Trade offs/Tech choices

i chose to increase the complexity when it comes to building documents with the benefit of reducing the latency. instead of sending the whole document over the wire, i just send small actions (diffs).



Failure scenarios/bottlenecks

what happens when more than 10 users want to edit the doc?

we should display a warning to the user, letting them know that we can't let them edit the doc because too many users are doing it.


how do we handle docs that have thousands of viewers?

we just display to them the version of the doc we have in the DB without the latest changes.


what happens when the server managing the connections dies?

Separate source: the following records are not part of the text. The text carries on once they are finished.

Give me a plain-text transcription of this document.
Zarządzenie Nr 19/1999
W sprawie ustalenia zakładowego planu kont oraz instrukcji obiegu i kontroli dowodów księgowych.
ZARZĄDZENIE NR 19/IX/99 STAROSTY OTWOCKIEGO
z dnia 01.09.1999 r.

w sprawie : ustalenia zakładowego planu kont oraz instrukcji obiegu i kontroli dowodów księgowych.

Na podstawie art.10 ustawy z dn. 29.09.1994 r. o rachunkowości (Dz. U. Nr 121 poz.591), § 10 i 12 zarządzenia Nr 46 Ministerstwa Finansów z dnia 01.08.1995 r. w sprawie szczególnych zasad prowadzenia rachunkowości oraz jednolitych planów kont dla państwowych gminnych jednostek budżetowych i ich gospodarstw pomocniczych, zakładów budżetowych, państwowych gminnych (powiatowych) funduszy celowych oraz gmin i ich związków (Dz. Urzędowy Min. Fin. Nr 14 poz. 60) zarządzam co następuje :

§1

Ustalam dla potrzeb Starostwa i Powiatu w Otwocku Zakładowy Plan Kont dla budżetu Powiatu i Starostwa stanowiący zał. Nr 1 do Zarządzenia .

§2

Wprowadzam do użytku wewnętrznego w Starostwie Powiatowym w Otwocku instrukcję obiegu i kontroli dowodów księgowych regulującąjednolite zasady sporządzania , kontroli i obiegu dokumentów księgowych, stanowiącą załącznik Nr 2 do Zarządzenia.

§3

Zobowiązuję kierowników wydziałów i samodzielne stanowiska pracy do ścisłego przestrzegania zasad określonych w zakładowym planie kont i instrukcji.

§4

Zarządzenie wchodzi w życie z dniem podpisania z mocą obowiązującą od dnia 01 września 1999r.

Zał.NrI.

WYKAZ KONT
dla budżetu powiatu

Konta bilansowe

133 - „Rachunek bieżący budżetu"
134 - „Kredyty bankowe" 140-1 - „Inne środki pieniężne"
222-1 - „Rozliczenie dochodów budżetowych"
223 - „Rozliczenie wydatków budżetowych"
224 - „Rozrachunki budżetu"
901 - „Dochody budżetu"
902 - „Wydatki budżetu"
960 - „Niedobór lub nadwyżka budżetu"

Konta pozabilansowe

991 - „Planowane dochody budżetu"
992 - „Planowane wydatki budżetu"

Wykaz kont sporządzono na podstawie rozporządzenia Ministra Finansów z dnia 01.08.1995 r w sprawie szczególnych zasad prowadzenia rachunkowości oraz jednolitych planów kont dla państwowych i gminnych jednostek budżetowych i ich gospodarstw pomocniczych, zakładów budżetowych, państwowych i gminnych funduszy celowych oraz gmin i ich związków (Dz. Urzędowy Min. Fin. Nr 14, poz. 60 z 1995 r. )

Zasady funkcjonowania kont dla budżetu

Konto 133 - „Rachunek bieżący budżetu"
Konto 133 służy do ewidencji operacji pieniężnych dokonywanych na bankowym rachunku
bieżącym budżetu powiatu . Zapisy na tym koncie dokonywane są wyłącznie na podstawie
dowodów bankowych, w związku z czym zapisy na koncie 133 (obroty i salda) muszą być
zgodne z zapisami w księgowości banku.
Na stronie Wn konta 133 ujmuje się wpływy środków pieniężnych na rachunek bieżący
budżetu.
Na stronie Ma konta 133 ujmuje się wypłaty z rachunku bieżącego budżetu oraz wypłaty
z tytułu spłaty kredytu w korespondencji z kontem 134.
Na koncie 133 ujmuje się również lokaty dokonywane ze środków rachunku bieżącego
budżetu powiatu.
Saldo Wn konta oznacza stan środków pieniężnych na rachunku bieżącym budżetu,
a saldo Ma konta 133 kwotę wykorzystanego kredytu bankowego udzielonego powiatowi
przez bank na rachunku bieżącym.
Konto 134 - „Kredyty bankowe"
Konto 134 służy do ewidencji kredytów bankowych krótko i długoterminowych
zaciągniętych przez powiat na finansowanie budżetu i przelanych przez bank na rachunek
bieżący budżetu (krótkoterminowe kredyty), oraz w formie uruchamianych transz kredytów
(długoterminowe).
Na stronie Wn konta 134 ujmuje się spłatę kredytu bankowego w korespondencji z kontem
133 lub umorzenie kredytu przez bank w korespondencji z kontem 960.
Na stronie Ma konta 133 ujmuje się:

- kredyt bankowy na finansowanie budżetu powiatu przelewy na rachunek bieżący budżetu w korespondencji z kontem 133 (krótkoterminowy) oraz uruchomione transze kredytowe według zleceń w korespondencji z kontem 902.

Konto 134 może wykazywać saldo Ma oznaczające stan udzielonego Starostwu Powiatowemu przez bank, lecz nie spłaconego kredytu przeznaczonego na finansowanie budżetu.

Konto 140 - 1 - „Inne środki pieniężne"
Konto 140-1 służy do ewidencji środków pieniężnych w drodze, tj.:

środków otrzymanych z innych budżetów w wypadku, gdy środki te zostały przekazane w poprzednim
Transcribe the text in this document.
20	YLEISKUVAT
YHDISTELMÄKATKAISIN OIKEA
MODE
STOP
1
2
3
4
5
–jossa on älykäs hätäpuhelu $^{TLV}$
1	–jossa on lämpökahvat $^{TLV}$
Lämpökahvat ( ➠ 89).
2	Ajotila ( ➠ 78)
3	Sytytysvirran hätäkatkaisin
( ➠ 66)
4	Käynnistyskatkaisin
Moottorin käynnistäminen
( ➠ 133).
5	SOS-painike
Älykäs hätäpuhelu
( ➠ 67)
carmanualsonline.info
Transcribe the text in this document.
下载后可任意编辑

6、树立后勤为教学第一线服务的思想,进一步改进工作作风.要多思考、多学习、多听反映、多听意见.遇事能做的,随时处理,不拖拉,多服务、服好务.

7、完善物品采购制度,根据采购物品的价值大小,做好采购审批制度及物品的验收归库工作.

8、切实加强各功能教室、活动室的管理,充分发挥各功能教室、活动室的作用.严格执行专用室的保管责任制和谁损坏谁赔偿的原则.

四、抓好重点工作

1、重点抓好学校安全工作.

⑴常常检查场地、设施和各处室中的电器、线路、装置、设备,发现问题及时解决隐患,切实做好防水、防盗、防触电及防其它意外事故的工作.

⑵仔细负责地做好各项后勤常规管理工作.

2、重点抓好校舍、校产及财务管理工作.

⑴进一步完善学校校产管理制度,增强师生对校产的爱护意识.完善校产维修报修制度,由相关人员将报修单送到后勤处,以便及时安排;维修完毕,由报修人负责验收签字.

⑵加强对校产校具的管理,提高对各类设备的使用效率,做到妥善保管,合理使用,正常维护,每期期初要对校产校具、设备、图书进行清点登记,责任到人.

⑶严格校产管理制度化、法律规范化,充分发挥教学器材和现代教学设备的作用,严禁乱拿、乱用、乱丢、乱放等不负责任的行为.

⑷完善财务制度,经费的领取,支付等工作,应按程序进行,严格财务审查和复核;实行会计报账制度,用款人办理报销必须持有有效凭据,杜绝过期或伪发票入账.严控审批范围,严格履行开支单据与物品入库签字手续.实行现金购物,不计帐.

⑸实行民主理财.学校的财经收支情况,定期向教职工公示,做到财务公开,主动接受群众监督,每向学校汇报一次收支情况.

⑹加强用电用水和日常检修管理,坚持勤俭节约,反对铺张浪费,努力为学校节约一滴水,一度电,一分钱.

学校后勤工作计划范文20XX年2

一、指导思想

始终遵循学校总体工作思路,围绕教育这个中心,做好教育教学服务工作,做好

in this case, users will get a notification in the UI, saying that their connection died. they will automatically be tried to be reconnected to a new server.


Future improvements

making sure that the doc, and the server provisioning the pubsub are colocated with the user starting the connection. if most of the users are in a region like west coast, we should try to provision a server in the west coast.


ensure that the reconstruction pipeline has an smart triggering strategy beyond just periodic. this means that when a doc has over 1k changes, we would want to make sure that the pipeline is ran. we could have an additional watchdog that triggers more often and that queries number of visitors per doc and number of changes pending to trigger the pipeline.


how to handle conflict resolution? imagine two users make a conflicting change (one adds a letter, and the other one removes it)

unlike git, we can't ask the user to manually resolve the changes. and we can't trust on the client timestamp to determine who wrote the first one. In this case, we should trust the server timestamps. when a user makes a change, the server replies with a timestamp, and the client should be able to do document reconstruction using those timestamps.